The answer to this is more complicated and I'm sure other people probably have better answers to this than me. But I'll give it a shot.
I realize that saying this sounds very unacademic, but the creation of AGI will be the most important moment in the history of life so far. If AGI does not destroy us or torture us or pump our brains full of dopamine for eternity, it will have transformative effects on the economy the likes of which we have never seen. It's plausible that worldwide GDP growth could accelerate by 10x or more. A well aligned AI is a wish-granting machine whose limitations are the as-of-yet-incomplete laws of physics.
Think about how nuts this sounds to the average hedge fund manager. They have no point of reference for AGI. It pattern matches to happy magical fairy tale or moral fables from children's storybooks. It doesn't sound real. And I would bet the prospect of ridicule has prevented the few who actually buy the idea from bringing it up with investors. If you listen to interviews with top people from JP Morgan or Goldman Sachs they use the same language to refer to AI as they use to refer to everything else in their investment portfolio. There's nothing to signal that this is fundamentally different from biotech or clean energy or SAAS products.

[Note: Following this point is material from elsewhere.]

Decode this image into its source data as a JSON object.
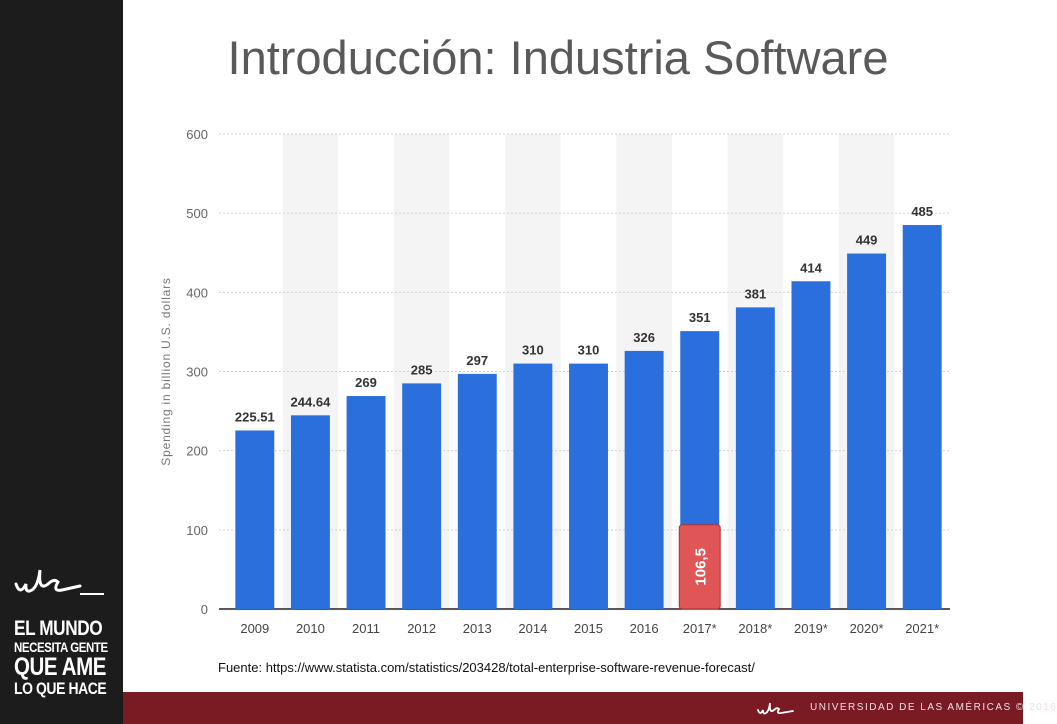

With such communication and conceptual barriers, why would we expect assets to be priced properly?
I'd welcome feedback here. Maybe I'm missing something or maybe I've been listening to the wrong subset of the investment community. But my overwhelming impression is that almost no one on Wallstreet or anywhere else truly buys into the vision of AGI as the last invention humans will ever make.
Here's my current strategy and why I find it unsatisfying
Earlier this year I got sick of not betting on my actual beliefs, and put about $10k into Google, Microsoft and Facebook in proportion to the number of publications they each made in NeurIPS and ICML over the last two years, treating publication count as a proxy for the likelihood that each company would create the first AGI. I would have put in more but I don't have much more.
Though I think this is better than nothing, I can't help but think there must be a better, more targeted way to bet on AGI specifically. For example, I don't really care that much about Google's search business, but I am forced to buy it when I buy Google stock.
This strategy also neglects all small companies. I think there is a low enough level of hardware overhang right now that it is overwhelmingly likely AGI will be created in one or more big research labs. But perhaps the final critical piece of the puzzle will come from some startup that gets acquired by Microsoft AI labs and owning a piece of that startup will result in dramatically higher returns than buying the parent company directly.
Unfortunately accredited investor laws literally make it illegal to invest in early-stage startups unless you're already rich. So all the rapid growth from early-stage startups is forever out of reach for people who aren't already rich. (By the way, these laws are one of the reasons private equity has averaged about double the returns of the S&P 500 over the last 30 years. Rich people have a monopoly on startup equity). SPACs are kind of a backdoor to getting into early-stage startups without a lot of money, but companies have to agree to merge with a SPAC so your options are still somewhat limited. However I think the SPAC strategy is worth looking into.
You could always buy an AI ETF. I'll be honest and say I haven't really looked into that much but would appreciate feedback from anyone that has.
Anyways, those are my thoughts on this subject. Let me know what you think.